Editorial: Requiring more reports from water utility a reasonable step
West Virginia American Water has been much in the public eye this month after its water service to all or parts of nine counties was compromised by a chemical spill just upstream from its Charleston treatment plant's water intake on the Elk River.
The spill was not the fault of the water utility company; the source was a leak from an above-ground storage tank owned by a company called Freedom Industries. But two organizations are citing the incident as a basis to keep West Virginia American Water under tighter scrutiny by the West Virginia Public Service Commission.

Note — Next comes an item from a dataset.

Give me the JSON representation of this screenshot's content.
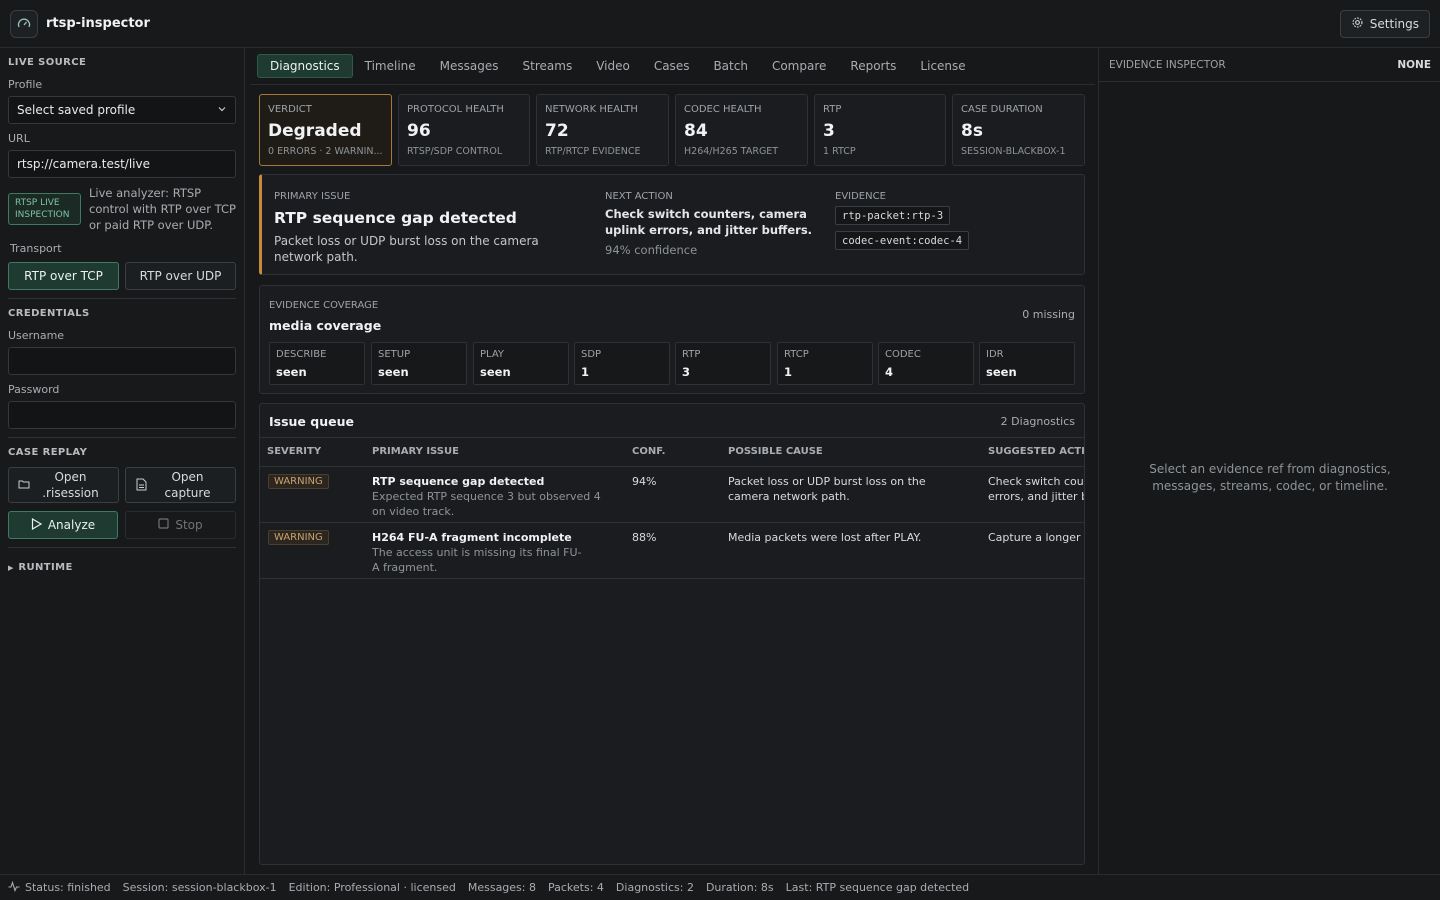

On Tuesday, the PSC agreed, ordering the utility to continue filing quarterly reports on a variety of measures related to its performance for another year.
The chemical spill, and continuing concerns by many of the public over the water's safety, was a good reason for the two group's requests. But there were other reasons, too, more directly related to why the water company was placed under a tighter watch by the PSC in the first place.

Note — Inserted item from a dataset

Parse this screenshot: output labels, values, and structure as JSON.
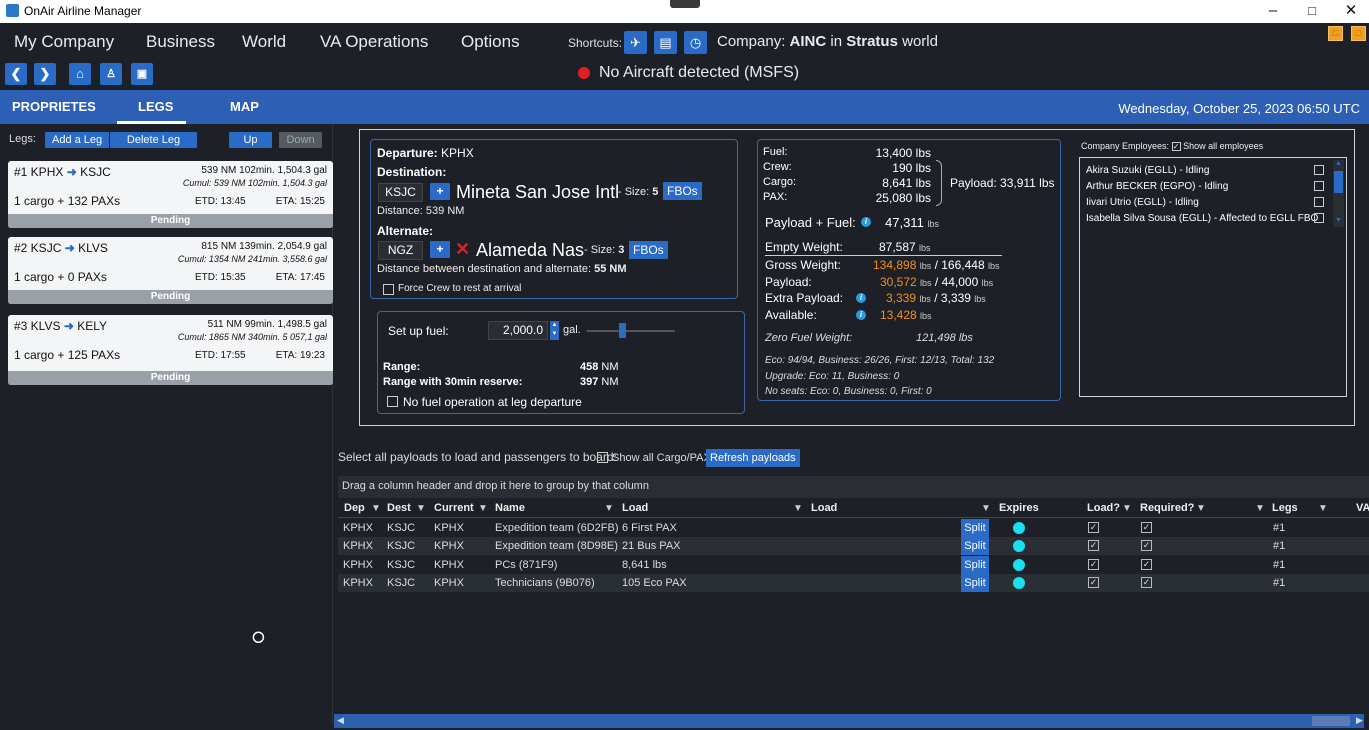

The PSC has required West Virginia American Water to file quarterly reports since the fall of 2011. That order resulted from a complaint filed by the Utility Workers Union of America, AFL-CIO, Local 537 after the company had announced plans to lay of 31 people. The union contended the layoffs would hamper the company's ability to provide safe and adequate water service.
By order of the PSC, the number of job cuts was reduced to 10. The quarterly reports were ordered through the fourth quarter of 2013, and were to chronicle staffing levels, water line breaks and other measures of the company's service.
West Virginia American Water opposed the request to continue the reports, saying they had no connection to the recent chemical spill or the company's response to it. However, the PSC ruled Tuesday that continuation of the reports would allow it to monitor whether the spill has any lasting impact on the water company's distribution system.
There appeared to be other reasons for continuing the reports.
West Virginia American Water's most recent quarterly report filed last month showed the company had 278 employees, with 11 vacant positions, according to a news report by The Charleston Gazette. That's a staffing level of 20 below what it was a year ago and 11 below the minimum staffing level approved by the PSC in 2011.
The company also did not meet PSC mandates regarding testing and replacement of meters and the utility's own target for maintaining valve operations, according to that same report.
Based on that information, it appears the water company is falling short in key areas of the PSC order from more than two years ago. That alone was justification for requiring West Virginia American Water to continue the reports, at least until it has shown it can consistently meet the standards set out for it.